Metadata on food, be it calorie counts in restaurants or more detailed nutrition information on packaging, is regulated by the government. Of course any taxonomy where labels have rigid, meaningful definitions -- i.e. "organic" means something specific" -- can't be flexible enough to be extremely helpful in describing the range of differentiated products in a dynamic market place.
In the Omnivore's Dilemma, you see consumers respond to this information gap by building one to one relationships with producers, flattening the supply chain with farmer's markets and community food cooperatives. Shaking hands with the farmer himself and building a personal relationships establishes more trust than anything you write on a package.
Right now, advertising's supply chain is flattening, but unlike with food, that trusted personal relationship is being taken out of the equation at the same time. More and more transactions are mediated by electronic markets. So the value of building a trusted brand, like Niman Ranch, seems more valuable than ever in the advertising technology market.

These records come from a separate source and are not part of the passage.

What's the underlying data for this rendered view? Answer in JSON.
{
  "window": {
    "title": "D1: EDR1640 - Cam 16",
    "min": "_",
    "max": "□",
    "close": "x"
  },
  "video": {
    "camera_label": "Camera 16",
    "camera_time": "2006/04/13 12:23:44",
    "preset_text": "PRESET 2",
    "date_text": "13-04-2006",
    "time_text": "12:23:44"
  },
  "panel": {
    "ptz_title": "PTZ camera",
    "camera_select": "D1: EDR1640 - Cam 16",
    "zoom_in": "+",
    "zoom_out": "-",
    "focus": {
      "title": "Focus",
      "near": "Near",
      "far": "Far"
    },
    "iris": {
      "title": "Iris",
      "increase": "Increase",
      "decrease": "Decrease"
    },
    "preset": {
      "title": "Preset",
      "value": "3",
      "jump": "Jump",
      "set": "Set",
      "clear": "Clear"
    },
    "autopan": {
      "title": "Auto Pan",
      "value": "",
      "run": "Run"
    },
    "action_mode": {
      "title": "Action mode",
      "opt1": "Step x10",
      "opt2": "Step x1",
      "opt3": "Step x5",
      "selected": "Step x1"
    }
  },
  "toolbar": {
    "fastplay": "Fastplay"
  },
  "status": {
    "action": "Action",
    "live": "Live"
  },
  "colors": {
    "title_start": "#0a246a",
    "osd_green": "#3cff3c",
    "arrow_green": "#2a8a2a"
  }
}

Interesting take away. The one-to-one relationship obviously destroys some of the efficiencies that have taken our average food expense from more than 40% of our income a century ago to less than 13% today, giving us all extra money to spend on things like education and healthcare (and flatscreen TVs.) Rolling that back seems like a problem, although it's hard to know how much of the efficiencies are in search costs vs. other things.
Similarly, buying media solely by brand seems like going backwards, even though this is how it is still done most of the time.
My takeaway is that unless publishers get useful audience and performance data onto the exchanges premium & secondary inventory will get flushed out of the market by exchange buying until the point we get premium & secondary exchanges? Oh, and keep the IAB out of it. Did I get it? :)
I'm not sure what you just said, but you definitely get it.
Yes, online markets should have more information, but for food, that information needs to be made available at the point of sale. Whether that is mobile applications, pos materials, kiosks or farmer's market style dialogue, the information needs to travel with the food. Labels fail due to both political and information constraints. The additional strength of an internet database as a piece of the solution is the potential to make brand building as cost effective as commoditizing.
Completely agree. I was wishing the other day to somehow be able to connect something like RedLaser to a database/algorithm that would help me figure out which of several products would be healthier for my kids. Scan the barcode with my iPhone and it would tell me better alternatives. I think there's a ton to be done in that vein.